ホタルの発光物質「ルシフェリン」を簡便に作り出す、実用的な合成法を初めて開発したと、名古屋大学(名大)、産業技術総合研究所(産総研)、中部大学の3者が12月25日に発表した。ホタルとほぼ同じ原料を使い、常温常圧で反応が進むため安全性が高く、ホタル発光系を使った分析法のより広範な利用が期待されるとしている。
ホタルの生物発光は、身近にみられる幻想的な生命現象として知られるが、その光は発光物質 D-ホタルルシフェリンと酵素ルシフェラーゼによる酸化反応によって発生するもので、ルシフェリンールシフェラーゼ反応(L-L反応)と呼ばれている。
この発光反応には酸素とマグネシウムイオン、ATP(アデノシン三リン酸)が必要なため、それを利用したATPの高感度測定が開発されている。ノイズが少なく高感度で検出できることから、病原菌などの簡便・迅速な検出法(ATPふき取り検査)として、食品工場や医療現場での衛生検査に用いられるなど、公衆衛生上の重要な役割を担っている。

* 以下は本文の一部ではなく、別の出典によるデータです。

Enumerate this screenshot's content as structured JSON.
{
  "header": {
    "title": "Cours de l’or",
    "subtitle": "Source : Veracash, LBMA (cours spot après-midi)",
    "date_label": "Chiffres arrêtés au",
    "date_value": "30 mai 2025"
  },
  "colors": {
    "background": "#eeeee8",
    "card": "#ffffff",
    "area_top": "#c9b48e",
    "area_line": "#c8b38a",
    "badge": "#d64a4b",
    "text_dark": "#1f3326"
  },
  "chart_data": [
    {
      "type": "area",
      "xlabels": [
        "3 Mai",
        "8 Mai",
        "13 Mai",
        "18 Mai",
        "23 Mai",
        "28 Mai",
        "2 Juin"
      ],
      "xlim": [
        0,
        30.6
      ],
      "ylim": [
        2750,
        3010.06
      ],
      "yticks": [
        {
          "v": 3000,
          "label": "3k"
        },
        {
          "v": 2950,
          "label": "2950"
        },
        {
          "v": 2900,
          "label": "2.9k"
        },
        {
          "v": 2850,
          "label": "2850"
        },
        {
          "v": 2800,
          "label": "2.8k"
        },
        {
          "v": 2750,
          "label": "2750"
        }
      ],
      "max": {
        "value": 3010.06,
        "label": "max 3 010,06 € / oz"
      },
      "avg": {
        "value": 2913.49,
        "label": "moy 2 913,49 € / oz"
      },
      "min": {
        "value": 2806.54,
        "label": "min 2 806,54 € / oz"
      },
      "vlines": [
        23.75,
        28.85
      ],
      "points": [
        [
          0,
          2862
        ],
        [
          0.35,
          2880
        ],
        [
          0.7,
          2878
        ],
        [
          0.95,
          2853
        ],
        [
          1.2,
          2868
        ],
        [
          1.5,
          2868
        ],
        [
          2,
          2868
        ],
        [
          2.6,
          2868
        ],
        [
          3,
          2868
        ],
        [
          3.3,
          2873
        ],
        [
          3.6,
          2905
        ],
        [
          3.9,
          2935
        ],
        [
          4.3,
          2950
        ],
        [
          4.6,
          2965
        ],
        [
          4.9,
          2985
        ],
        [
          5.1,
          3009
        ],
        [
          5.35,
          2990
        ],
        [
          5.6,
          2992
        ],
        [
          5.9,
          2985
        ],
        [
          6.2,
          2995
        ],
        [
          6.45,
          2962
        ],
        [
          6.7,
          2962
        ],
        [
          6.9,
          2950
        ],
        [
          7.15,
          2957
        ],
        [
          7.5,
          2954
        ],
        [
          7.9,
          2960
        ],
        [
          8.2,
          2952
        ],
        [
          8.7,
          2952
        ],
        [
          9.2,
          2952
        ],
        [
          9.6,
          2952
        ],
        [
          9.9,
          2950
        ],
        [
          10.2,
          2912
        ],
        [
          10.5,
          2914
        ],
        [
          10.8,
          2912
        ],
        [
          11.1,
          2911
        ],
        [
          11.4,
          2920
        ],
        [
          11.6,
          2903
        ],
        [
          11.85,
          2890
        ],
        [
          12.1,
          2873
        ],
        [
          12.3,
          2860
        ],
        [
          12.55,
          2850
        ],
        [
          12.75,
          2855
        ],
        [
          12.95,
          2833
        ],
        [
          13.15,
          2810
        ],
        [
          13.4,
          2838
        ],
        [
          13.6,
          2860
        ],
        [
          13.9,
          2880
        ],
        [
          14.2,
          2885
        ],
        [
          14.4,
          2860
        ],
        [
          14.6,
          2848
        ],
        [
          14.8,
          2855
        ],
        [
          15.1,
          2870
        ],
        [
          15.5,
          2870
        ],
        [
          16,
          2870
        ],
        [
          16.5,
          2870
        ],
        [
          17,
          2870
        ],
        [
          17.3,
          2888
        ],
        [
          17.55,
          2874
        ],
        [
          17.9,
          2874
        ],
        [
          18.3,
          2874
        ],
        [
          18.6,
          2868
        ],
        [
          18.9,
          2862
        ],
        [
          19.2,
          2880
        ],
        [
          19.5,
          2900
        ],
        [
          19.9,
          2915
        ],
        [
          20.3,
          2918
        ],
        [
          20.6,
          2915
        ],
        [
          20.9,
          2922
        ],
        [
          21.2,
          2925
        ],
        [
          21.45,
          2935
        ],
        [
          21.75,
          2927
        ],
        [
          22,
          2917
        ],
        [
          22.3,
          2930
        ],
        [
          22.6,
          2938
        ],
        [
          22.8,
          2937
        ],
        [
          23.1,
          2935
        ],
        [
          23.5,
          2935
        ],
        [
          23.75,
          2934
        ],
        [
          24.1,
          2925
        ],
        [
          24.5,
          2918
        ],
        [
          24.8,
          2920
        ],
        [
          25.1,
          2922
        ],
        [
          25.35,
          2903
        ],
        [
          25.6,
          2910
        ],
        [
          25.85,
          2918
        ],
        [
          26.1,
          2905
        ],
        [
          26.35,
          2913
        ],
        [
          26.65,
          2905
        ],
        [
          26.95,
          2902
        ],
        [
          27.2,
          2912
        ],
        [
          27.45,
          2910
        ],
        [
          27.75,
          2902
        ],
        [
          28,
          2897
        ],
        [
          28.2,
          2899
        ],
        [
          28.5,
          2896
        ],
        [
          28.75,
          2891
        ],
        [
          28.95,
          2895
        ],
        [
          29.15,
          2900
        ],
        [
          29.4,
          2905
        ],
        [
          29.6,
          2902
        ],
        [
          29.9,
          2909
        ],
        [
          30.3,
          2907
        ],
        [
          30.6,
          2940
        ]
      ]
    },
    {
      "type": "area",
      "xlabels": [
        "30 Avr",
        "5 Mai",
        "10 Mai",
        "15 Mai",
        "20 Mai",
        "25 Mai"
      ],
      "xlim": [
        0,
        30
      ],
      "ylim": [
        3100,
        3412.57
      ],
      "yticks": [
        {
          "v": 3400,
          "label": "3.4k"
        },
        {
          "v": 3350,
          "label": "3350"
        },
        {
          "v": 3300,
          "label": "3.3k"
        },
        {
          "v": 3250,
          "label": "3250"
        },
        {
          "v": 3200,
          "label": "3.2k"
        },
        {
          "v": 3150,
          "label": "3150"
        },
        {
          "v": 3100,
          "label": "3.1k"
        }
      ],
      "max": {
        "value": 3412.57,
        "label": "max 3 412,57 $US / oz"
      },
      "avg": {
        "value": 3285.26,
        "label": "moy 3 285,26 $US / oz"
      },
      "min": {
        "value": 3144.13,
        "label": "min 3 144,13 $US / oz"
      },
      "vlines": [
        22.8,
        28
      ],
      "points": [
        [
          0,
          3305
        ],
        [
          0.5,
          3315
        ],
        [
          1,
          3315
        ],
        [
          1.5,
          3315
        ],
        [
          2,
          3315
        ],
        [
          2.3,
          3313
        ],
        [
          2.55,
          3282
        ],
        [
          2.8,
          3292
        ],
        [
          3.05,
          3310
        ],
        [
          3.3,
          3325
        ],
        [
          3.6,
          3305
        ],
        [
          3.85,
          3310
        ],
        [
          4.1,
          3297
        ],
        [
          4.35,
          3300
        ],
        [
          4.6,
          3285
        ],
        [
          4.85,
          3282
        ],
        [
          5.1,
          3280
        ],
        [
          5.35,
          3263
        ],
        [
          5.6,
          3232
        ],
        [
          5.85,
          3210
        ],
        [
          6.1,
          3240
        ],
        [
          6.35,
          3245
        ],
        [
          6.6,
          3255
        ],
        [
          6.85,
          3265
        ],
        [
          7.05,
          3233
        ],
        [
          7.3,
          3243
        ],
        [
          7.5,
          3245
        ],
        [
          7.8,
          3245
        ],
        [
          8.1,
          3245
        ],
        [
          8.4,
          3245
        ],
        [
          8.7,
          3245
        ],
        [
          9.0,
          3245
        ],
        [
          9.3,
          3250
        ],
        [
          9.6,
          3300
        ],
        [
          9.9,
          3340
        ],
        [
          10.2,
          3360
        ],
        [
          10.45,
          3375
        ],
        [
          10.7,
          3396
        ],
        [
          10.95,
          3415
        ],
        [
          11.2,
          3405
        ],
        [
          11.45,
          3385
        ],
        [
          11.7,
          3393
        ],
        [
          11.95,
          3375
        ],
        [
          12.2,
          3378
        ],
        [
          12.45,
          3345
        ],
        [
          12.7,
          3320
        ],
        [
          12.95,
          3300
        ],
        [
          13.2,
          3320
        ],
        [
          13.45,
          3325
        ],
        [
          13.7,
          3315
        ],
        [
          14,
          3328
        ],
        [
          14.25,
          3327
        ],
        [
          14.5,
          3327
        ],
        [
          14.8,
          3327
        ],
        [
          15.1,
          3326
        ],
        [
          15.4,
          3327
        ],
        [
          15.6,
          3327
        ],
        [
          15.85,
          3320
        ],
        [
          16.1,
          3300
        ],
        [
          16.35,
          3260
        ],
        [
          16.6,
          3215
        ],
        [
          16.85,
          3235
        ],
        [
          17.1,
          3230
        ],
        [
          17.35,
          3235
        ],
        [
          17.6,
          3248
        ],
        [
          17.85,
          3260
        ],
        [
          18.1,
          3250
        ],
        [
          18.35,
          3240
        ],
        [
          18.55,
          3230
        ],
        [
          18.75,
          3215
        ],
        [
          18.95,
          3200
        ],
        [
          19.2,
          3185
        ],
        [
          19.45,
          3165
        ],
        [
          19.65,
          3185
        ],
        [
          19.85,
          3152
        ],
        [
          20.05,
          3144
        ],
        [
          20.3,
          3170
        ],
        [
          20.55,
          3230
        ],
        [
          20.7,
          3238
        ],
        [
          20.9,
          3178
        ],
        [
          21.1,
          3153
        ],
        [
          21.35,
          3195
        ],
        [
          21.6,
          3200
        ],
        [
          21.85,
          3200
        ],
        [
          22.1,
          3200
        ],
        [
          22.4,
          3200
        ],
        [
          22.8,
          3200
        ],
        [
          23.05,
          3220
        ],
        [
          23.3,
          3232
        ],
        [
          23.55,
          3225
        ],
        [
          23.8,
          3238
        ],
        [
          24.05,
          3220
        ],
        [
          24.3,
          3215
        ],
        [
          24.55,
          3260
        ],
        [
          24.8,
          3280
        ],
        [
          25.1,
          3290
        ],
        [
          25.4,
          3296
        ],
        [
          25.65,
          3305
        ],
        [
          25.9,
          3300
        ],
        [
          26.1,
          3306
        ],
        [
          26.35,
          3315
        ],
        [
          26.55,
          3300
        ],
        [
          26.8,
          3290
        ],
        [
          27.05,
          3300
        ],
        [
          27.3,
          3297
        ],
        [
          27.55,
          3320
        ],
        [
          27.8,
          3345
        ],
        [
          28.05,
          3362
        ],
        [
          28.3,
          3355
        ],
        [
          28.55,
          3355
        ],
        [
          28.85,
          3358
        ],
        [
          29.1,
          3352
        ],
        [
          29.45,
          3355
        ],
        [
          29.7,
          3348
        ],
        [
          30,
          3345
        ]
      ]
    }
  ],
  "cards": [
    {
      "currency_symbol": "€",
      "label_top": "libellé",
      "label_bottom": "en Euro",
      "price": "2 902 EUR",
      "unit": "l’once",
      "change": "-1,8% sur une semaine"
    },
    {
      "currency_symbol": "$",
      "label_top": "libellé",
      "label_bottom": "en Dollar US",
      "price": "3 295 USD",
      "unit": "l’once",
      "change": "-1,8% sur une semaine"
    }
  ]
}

また、組換え遺伝子の発現をモニターするレポーターアッセイや、ライブイメージングにも使われるなど、生命科学分野の実験で欠かすことのできない技術としても活用されている。
ホタルの生物発光における反応で使われているルシフェラーゼタンパク質は、遺伝子組換え大腸菌を使った大量生産法が確立済み。いっぽうで、ホタルが体内でどのようにしてルシフェリンを合成しているか(生合成)は、1964年のルシフェリンの構造決定以来、多くの研究がなされてきたものの、ほとんど未解明だという。
ルシフェリンの生合成の大半が未解明であることから、現在は多段階の環境負荷の高い方法での化学合成によって供給されており、おおよそ10mgの分量で15,400円と非常に高価なうえ、合成には特殊な耐熱密閉容器を用いて約200度という高温で加熱する反応が含まれており、危険を伴うという課題を抱えていた。